O escritor Jacques Ribemboim, especialista na história do judaísmo no Brasil, acredita que o número de nordestinos com ascendência judaica pode ser imenso, e essa redescoberta do legado judaico pode não apenas enriquecer a identidade dos bnei anussim, mas também contribuir significativamente para o entendimento das complexidades da história judaica. Ele afirma que existem entre 4 a 30 milhões de brasileiros com potencial para se identificarem com o judaísmo, uma possibilidade extraordinária para o futuro religioso do país.
Enfrentando a resistência
Apesar da história rica, o retorno ao judaísmo não é uma jornada fácil. Os bnei anussim frequentemente encontram resistência de instituições judaicas tradicionais. De acordo com o rabino Shamai Ende do Chabad, conversões são vistas como impróprias, já que muitos buscam a religião com intenções financeiras.
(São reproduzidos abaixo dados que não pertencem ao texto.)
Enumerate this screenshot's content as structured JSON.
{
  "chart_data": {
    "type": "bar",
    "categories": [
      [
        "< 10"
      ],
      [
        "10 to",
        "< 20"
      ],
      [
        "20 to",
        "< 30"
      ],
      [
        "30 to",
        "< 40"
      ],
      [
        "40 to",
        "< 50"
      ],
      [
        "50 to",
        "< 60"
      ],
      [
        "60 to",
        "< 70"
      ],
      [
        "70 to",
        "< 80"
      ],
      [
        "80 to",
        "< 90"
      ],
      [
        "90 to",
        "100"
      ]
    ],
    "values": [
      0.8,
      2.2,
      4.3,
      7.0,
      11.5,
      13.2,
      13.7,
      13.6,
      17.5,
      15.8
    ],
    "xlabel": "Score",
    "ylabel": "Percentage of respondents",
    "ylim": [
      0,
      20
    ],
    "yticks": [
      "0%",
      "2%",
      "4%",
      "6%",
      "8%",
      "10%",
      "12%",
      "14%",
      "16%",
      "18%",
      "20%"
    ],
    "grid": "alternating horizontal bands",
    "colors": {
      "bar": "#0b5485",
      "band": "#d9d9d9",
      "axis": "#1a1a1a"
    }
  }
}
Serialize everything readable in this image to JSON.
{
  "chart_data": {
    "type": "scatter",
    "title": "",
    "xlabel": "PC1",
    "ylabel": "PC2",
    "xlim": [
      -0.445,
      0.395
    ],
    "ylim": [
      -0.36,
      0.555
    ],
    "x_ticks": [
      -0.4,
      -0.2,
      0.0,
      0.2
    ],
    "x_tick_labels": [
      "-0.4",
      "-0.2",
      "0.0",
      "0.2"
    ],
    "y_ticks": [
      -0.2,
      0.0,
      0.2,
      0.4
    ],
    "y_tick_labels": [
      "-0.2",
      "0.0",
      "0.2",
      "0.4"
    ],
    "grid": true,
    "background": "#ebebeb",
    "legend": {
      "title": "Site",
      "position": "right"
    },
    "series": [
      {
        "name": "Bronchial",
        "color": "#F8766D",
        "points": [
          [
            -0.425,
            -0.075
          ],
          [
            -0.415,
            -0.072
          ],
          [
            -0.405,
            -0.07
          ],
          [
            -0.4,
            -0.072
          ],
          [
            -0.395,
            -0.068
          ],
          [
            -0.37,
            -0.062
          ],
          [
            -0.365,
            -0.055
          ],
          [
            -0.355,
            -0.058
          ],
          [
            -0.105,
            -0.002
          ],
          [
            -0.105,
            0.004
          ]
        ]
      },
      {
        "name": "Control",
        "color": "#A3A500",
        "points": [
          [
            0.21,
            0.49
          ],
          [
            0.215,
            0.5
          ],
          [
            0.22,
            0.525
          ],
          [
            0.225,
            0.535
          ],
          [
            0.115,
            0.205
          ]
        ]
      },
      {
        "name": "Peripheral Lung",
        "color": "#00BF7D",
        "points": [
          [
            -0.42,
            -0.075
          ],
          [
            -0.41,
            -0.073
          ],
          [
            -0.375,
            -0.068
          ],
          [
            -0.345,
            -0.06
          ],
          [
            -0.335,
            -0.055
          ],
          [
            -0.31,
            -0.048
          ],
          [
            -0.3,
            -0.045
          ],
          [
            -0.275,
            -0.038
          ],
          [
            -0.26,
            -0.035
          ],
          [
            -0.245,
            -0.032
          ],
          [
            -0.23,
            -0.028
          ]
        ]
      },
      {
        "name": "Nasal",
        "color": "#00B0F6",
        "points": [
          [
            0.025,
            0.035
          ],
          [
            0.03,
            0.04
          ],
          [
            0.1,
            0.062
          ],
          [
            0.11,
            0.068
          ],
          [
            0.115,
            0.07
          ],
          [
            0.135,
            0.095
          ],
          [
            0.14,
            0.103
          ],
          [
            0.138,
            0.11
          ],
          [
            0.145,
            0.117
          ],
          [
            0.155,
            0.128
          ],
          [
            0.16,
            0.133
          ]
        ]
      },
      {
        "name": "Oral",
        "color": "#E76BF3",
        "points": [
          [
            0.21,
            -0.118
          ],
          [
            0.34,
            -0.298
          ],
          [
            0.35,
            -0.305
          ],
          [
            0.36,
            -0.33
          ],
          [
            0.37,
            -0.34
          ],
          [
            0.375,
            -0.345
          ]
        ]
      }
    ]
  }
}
Entretanto, representantes de comunidades não ortodoxas apontam que a aceitação é necessária e benéfica.
Reforma religiosa e aceitação social
O caminho para a aceitação dentro do judaísmo pode ser complicado e cheio de nuances. No entanto, líderes de comunidades bnei anussim, como Aldrey Ribeiro, defensor da sinagoga Branca Dias na Paraíba, argumentam que o retorno ao judaísmo representa uma reparação histórica e uma forma de reconectar com um passado muitas vezes esquecido. Para Aldrey, construir uma identidade judaica emerge como uma forma de resistência e afirmação cultural, apontando a necessidade urgente de diálogo e união entre as diversas vertentes do judaísmo.
O movimento dos bnei anussim no Brasil é um testemunho do poder da herança e da identidade. À medida que se aprofunda essa ligação com suas raízes judaicas, muitos enfrentam os desafios da rejeição, mas encontram força nas comunidades em crescimento que estão fazendo ecoar suas vozes e vivências em um mundo que, cada vez mais, se mostra diversificado e interconectado.
Em resumo, o retorno de brasileiros ao judaísmo representa uma rica tapeçaria de história, cultura e identidade que não só reflete a busca por pertencimento, mas que também reimagina o futuro da religião no Brasil e suas conexões com Israel.